A few things popped out at us regarding this acquisition
which we thought very interesting. First, it has the potential to make BHP a big
player in potash. It has been rumored that they wanted to buy a current
producer (such as Potash Corp. of Saskatchewan and The Mosaic Company which have
had rumors circulating about them on and off the past year regarding BHP) which
was quite logical thinking. By doing so, BHP would have bought the right to
market their potash production through Canpotex Ltd., one of the most powerful
resource cartels in the world which would have connected BHP instantly with
customers around the world. With this latest purchase and BHP’s obvious intent
to develop their potash assets, it seems that Canpotex now has no other choice
but to invite BHP to sell their output along with the ‘Big Three’. BHP would
have to give up some autonomy, but it would be the most logical choice at this
point rather than battle it out with the established producers. After all, BHP
wants to market their output of iron ore from Australia with Rio Tinto
supposedly to cut costs, so would it not make sense to market their future
potash production from Canada with Canpotex should they be invited? We think
so.
This acquisition also should be a boost for some of the
juniors looking for capital to build their projects. This takes one more junior
out of the running for the investment dollars from China and India and brings an
increased probability that they receive these investment dollars from those
requiring vast quantities of potash in the future. Our guess is that Brazil
stays away with the development of their potash assets and India will not be an
eager investor at this time. Leaving China, who we have already seen enter
tentatively into a few deals already (although the closing of those deals has
not always taken place). We see China as the most likely suitor, so BHP’s move
to invest lower down the food chain so to speak increases demand relative to
supply of potash juniors with projects ready for development.

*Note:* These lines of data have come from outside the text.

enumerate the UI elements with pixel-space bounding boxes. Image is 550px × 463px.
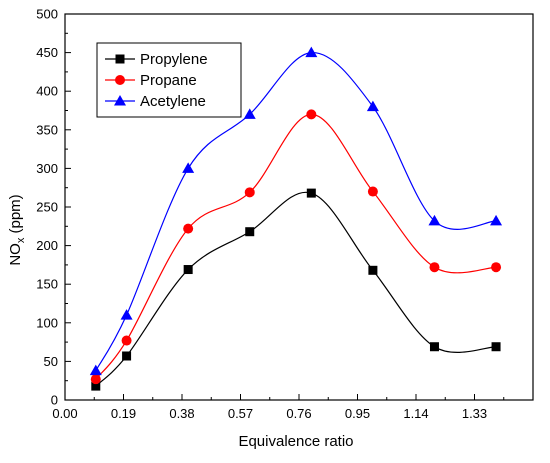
x-tick-label: 0.38 (169, 406, 194, 421)
legend-marker-acetylene (114, 95, 126, 106)
y-axis-title: NOx (ppm) (7, 194, 27, 265)
x-tick-label: 0.57 (228, 406, 253, 421)
x-tick-label: 1.14 (403, 406, 428, 421)
data-point-propylene-0 (91, 381, 101, 391)
x-tick-label: 0.95 (345, 406, 370, 421)
legend-marker-propylene (115, 54, 125, 64)
x-tick-label: 0.76 (286, 406, 311, 421)
legend: Propylene Propane Acetylene (96, 42, 242, 118)
y-tick-label: 50 (44, 354, 58, 369)
y-axis-title-subscript: x (15, 237, 27, 243)
axes: 0.00 0.19 0.38 0.57 0.76 0.95 1.14 1.33 0 50 100 15… (36, 7, 534, 421)
x-tick-label: 0.19 (111, 406, 136, 421)
data-point-acetylene-6 (428, 214, 441, 226)
data-point-propane-6 (429, 262, 440, 273)
legend-label-propane: Propane (140, 72, 197, 89)
data-point-acetylene-5 (366, 100, 379, 112)
data-point-propylene-7 (491, 342, 501, 352)
data-point-propylene-3 (245, 227, 255, 237)
y-tick-label: 150 (36, 277, 58, 292)
legend-label-acetylene: Acetylene (140, 93, 206, 110)
data-point-propane-0 (90, 374, 101, 385)
x-tick-label: 0.00 (52, 406, 77, 421)
y-axis-title-main: NO (7, 243, 24, 266)
legend-label-propylene: Propylene (140, 51, 208, 68)
y-tick-label: 200 (36, 238, 58, 253)
data-point-propane-4 (306, 109, 317, 120)
data-point-propane-1 (121, 335, 132, 346)
data-point-propane-2 (183, 223, 194, 234)
y-tick-label: 400 (36, 84, 58, 99)
data-point-propylene-2 (183, 265, 193, 275)
series-line-propane (95, 113, 497, 380)
data-point-propane-7 (491, 262, 502, 273)
data-point-acetylene-0 (89, 364, 102, 376)
y-tick-label: 350 (36, 122, 58, 137)
x-axis-title: Equivalence ratio (238, 433, 353, 450)
y-tick-label: 250 (36, 200, 58, 215)
data-point-acetylene-3 (243, 108, 256, 119)
data-point-propylene-4 (306, 188, 316, 198)
legend-marker-propane (115, 75, 125, 85)
data-point-acetylene-1 (120, 309, 133, 320)
data-point-acetylene-2 (182, 162, 195, 173)
y-axis-title-unit: (ppm) (7, 194, 24, 237)
y-tick-label: 100 (36, 315, 58, 330)
data-point-propylene-6 (429, 342, 439, 352)
data-point-acetylene-7 (490, 214, 503, 226)
x-tick-label: 1.33 (462, 406, 487, 421)
y-tick-label: 450 (36, 45, 58, 60)
y-tick-label: 0 (51, 393, 58, 408)
y-tick-label: 500 (36, 7, 58, 22)
series-line-propylene (95, 191, 497, 387)
data-point-propylene-5 (368, 265, 378, 275)
y-tick-label: 300 (36, 161, 58, 176)
data-point-acetylene-4 (305, 46, 318, 58)
data-point-propane-3 (244, 187, 255, 198)
series-line-acetylene (95, 51, 497, 371)
plot-area (89, 46, 503, 391)
data-point-propylene-1 (122, 351, 132, 361)
data-point-propane-5 (367, 186, 378, 197)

We published an article two weeks ago arguing that potash
prices had hit a bottom, this is another indicator that quite possibly they
have. BHP is aggressively making a move, which should demonstrate to investors
that KCl at $350/tonne is a very good price when considered in a historical
perspective rather than just looking at the past two or three years’ prices per
tonne. This news should bode well for all potash stocks, as it has pushed some
of the juniors higher and we guess will eventually bring investors back to the
‘Big Three’ once they get a realistic grasp on the price structure in the
industry. One could argue that BHP is an outlier in the industry with their
aggressive fertilizer plans, however in the same week the market received news
that Vale was buying Bunge’s Brazilian fertilizer assets. Two big boys buying
into the industry is not an anomaly, but rather a trend and investors would be
wise to heed what the market is telling us. Long-term fertilizer will yield
healthy returns, especially if world GDP growth can continue in the years to
come without any hiccups or worse, a dip such as that which the market is still
recovering from.
Fertilizer stocks are at a level where they offer
intriguing entry points for investors, and special situations now exist with
some of the explorers developing projects around the world, especially those
with projects near the world’s breadbaskets. Investors need to keep an eye on
the industry and any future contracts to see how the producers’ bargaining power
fluctuates, for the record we believe that it will increase but this will be
over time, of course. Our key to watch is which party (whether the customer or
the producer) is paying the freight fees, it is a truly bullish market when the
customer is willing to pay all costs to get their hands on the end product.